機能 Arcus Hyperliquid dYdX v4 ブロックチェーン Robinhood Chain(Ethereumレイヤー2) Hyperliquid(レイヤー1) dYdXチェーン(Cosmos) 仮想マシン EVM 独自実行環境 Cosmos SDK トークン化株式 立ち上げ時95 有り なし 暗号無期限 あり プライベートベータ リアルタイム(Live) ライブ スポット取引 はい 限定 いいえ 主な焦点 トークン化株式+暗号デリバティブ 暗号無期限 暗号無期限 ネイティブ・エコシステム Robinhoodエコシステム 独立したdYdXエコシステム 米国での利用 なし 管轄に依存 管轄に依存

 

Arcusは、HyperliquidやdYdX v4とは異なる差別化戦略を追求している。
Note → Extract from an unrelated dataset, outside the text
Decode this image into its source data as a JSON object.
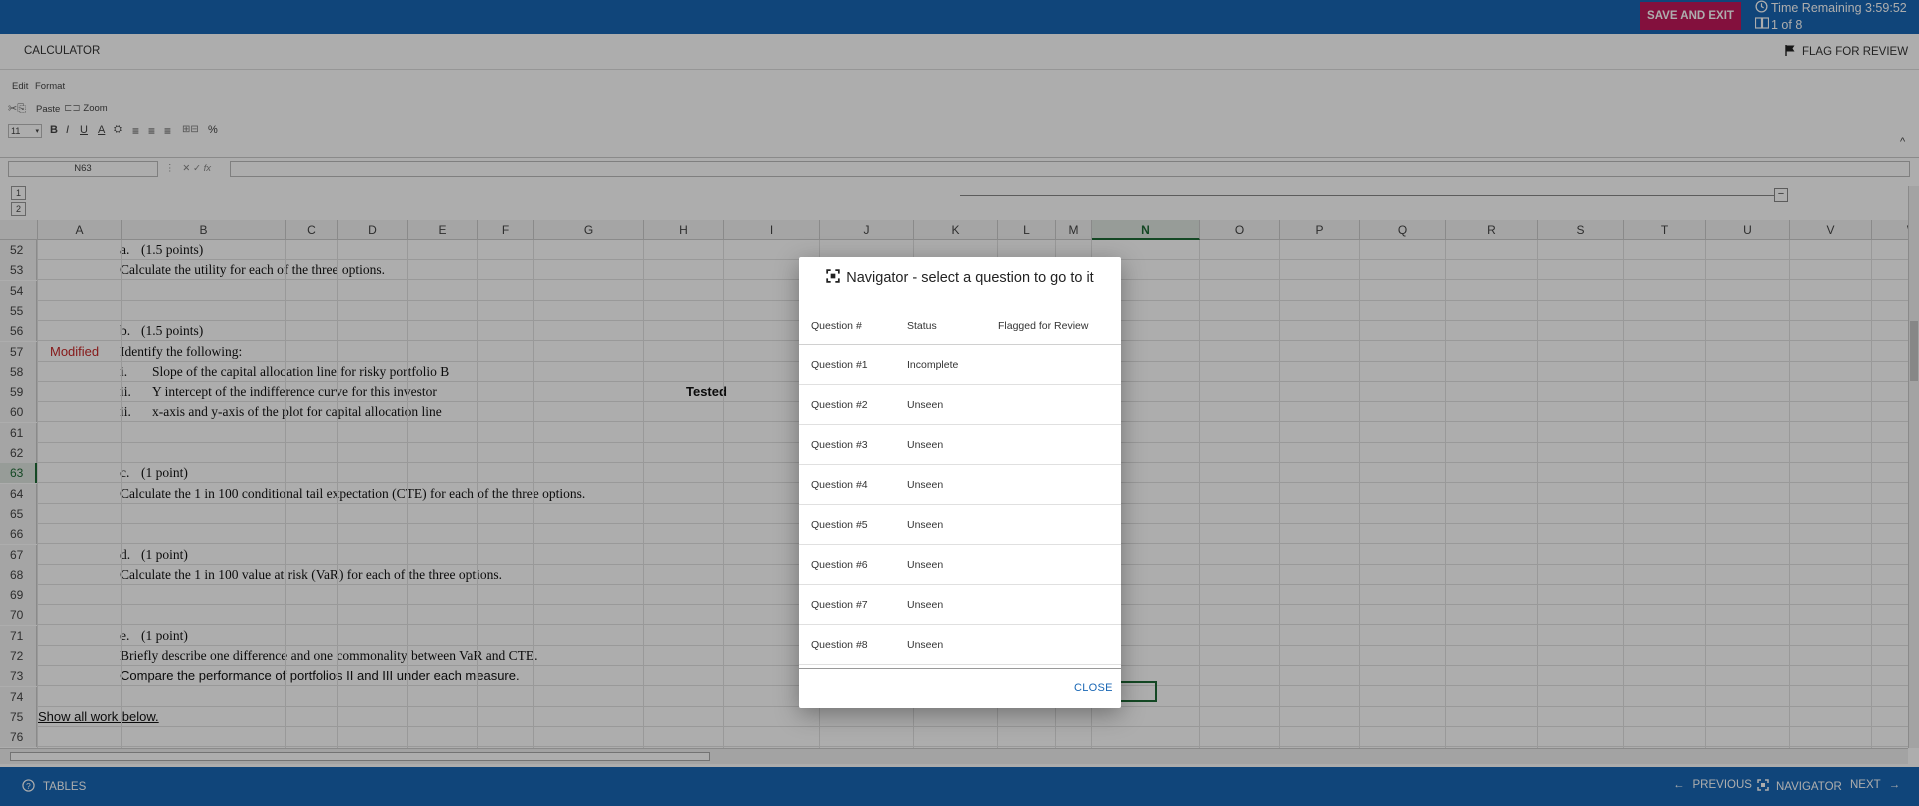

HyperliquidとdYdX v4が暗号ネイティブ形式での無期限先物にのみ注力するのに対し、Arcusは、トークン化された株式、スポット商品、デリバティブを1つのプラットフォームで提供することで、従来の資産・投資市場と分散型市場をつなぐことを目指している。

Arcusのブログにある免責事項によると、同プラットフォームは米国、カナダ、英国では利用できない。Arcus上のトークン化株式は、基礎となる株式そのものの直接保有ではなく、現金償還に対する発行体への契約上の請求権として構成されている。

その結果、ユーザーは、発行体の信用リスク、流動性の制約、基礎となる株式からの価格乖離、そしてトークン化された証券に対する規制対応の変化など、追加のリスクにさらされることになる。

先物の展開とトークノミクスが次の試験になる

Arcusは、無期限先物の確定したパブリックなローンチ日をまだ提示しておらず、計画しているネイティブトークンのトークノミクスもリリースしていない。投資家は今後数か月の間に3つの主要マイルストーンに注目することになる。すなわち、無期限取引を小口の個人ユーザーにも開放すること、dYdXコミュニティ向けのArcusトークン配分条件を詳細に公表すること、そしてRobinhood Chainが、既存の分散型デリバティブ取引所との競争において意味のある流動性を呼び込めることの裏付けである。

Arcusが最終的に、Hyperliquidのような競合から取引量を引き離しつつ、既存のDYDX保有者の価値を維持できるかどうかが、この戦略的な転換がより広いdYdXエコシステムを強化するのか、それとも新しいプラットフォームへの流動性移行を加速させるのかを左右する。